Alguns itens incluem a razão de ser das próprias normas: proibir que se espreitasse para a propriedade alheia (§ 21); impedir que se tapasse a luz natural dos vãos (§§ 22, 31, 47) ou que se obstruísse a entrada dos outros (§§ 41, 42); evitar que se danificasse as construções dos vizinhos (§§ 25, 37, 38) ou que se usurpasse o domínio de outrem (§§ 23, 26, 28), zelando pelo equilíbrio. Já as transgressões às regras eram, por princípio, punidas por meio de demolição (§ 42, 43). Por princípio, porque havia ressalvas. Se, por qualquer motivo, alguém infringisse determinados parâmetros e o seu vizinho prejudicado, estando presente, não se manifestasse ao longo de um ano e um dia, então a obra já não podia ser mais alvo de discórdia, passando a estar consolidada juridicamente (§§ 21, 47).
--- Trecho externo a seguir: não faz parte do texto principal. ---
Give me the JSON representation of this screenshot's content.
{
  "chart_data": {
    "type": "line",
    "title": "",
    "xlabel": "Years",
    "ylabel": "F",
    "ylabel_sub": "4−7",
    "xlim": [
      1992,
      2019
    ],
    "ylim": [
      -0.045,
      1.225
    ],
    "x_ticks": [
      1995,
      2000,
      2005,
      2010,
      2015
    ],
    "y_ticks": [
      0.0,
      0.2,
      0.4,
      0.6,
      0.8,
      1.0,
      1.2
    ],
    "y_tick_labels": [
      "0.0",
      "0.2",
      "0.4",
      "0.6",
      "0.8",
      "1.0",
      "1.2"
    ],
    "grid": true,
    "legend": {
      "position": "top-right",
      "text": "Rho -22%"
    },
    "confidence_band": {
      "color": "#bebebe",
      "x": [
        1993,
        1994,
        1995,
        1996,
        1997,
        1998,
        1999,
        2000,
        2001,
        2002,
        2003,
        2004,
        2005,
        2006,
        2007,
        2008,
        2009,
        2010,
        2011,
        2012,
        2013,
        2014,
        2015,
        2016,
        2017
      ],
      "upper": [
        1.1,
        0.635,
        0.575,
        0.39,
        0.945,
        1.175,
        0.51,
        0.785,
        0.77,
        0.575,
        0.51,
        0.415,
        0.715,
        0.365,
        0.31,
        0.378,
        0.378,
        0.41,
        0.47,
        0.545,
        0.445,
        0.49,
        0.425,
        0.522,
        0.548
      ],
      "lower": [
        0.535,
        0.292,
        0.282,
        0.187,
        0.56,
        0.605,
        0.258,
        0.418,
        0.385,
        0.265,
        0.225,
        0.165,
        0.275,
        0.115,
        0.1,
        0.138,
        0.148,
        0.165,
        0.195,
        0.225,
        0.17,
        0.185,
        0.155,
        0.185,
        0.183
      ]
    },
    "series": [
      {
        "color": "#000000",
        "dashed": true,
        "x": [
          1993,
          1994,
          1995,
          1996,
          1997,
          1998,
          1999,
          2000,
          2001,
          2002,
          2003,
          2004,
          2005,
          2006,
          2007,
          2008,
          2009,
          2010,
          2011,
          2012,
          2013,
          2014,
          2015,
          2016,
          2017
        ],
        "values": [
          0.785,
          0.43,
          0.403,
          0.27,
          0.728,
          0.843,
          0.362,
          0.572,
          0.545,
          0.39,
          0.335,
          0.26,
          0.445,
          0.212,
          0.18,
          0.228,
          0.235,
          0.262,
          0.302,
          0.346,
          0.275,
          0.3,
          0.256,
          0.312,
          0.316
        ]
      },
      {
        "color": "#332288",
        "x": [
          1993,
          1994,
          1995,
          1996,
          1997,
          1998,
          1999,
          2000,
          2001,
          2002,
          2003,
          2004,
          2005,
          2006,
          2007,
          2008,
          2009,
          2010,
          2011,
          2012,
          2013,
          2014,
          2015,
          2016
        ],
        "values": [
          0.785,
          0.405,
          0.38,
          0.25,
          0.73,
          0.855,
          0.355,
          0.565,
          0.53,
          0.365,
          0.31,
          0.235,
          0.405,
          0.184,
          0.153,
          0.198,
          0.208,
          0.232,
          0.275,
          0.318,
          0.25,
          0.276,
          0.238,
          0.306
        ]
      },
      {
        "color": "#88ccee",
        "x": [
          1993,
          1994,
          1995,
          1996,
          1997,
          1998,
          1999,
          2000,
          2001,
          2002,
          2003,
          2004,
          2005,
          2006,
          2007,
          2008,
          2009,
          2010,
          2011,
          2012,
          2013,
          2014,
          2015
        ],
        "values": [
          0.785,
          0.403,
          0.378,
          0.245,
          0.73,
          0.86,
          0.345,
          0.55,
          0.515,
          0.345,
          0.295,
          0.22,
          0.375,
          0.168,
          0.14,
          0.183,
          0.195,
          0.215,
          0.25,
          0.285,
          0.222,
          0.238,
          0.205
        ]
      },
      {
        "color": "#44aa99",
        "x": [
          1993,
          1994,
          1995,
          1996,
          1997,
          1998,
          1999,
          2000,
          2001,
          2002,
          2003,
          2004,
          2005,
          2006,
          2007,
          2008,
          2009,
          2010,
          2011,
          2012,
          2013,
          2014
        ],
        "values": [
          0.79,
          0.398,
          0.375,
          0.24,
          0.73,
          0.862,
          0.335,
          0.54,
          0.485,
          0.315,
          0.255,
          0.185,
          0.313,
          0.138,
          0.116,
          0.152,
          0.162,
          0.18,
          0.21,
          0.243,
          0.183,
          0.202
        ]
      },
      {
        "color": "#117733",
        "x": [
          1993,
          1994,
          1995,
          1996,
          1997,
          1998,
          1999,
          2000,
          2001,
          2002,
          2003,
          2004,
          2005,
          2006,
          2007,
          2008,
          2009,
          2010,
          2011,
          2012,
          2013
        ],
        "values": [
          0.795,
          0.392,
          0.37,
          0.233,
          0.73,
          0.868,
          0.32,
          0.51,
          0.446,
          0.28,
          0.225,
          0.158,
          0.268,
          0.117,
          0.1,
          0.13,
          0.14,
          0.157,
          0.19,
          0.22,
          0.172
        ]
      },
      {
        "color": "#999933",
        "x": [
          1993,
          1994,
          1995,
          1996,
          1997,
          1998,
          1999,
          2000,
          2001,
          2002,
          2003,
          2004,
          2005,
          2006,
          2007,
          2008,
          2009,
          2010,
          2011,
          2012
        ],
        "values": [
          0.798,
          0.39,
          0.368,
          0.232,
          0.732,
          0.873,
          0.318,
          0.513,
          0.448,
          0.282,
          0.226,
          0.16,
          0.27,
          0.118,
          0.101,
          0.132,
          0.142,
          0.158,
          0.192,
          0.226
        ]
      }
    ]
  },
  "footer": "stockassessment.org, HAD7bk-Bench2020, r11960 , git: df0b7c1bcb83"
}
Todavia, existiam ações construtivas onde o prazo de ano e dia não se aplicava (§§ 28, 29), podendo-se obrigar que as novas estruturas fossem revertidas para o seu estado inicial ou a qualquer outro que fosse melhor, quer para os vizinhos, quer para a comunidade (§§ 30, 38, 43, 46).

Ainda que, na sua maioria, as normas tivessem uma natureza proscritiva, regulando o que não se podia fazer, alguns itens continham prescrições, dando soluções concretas de modo a evitar o aparecimento de contendas entre vizinhos. Assim, à inibição de se poder construir uma varanda ou parede com vãos que deitassem sobre casa ou quintal de outrem é sugerida a construção de um muro alto, de modo a que ninguém por ele se conseguisse debruçar, conservando, por essa via, intacta a privacidade do vizinho (§ 21). Mas se alguém tivesse construído um edifício e aberto ilegalmente vãos sobre o quintal ou campo de outrem, este último para levantar a sua casa no seu próprio terreno só poderia construir na extrema e tapar aquelas janelas ilegais do vizinho enquanto estas não estivessem consolidadas juridicamente – o que acontecia pelo vencimento do prazo de um ano e um dia, sem contestação –, pois, caso contrário, seria obrigado a recuar a sua parede em cinco pés (correspondente a uma azinhaga), deixando esse espaço sem construções para iluminação e arejamento daquelas janelas (§ 47). Mesmo em edifícios separados por uma azinhaga, não se podia levantar uma parede que retirasse a luz da janela existente do vizinho, mas somente alçá-la até à altura do tal vão (§ 31). Já com uma rua pelo meio, os moradores de prédios fronteiros não poderiam abrir janelas e portas alinhadas com as dos vizinhos da frente, mas apenas desviadas (§ 40).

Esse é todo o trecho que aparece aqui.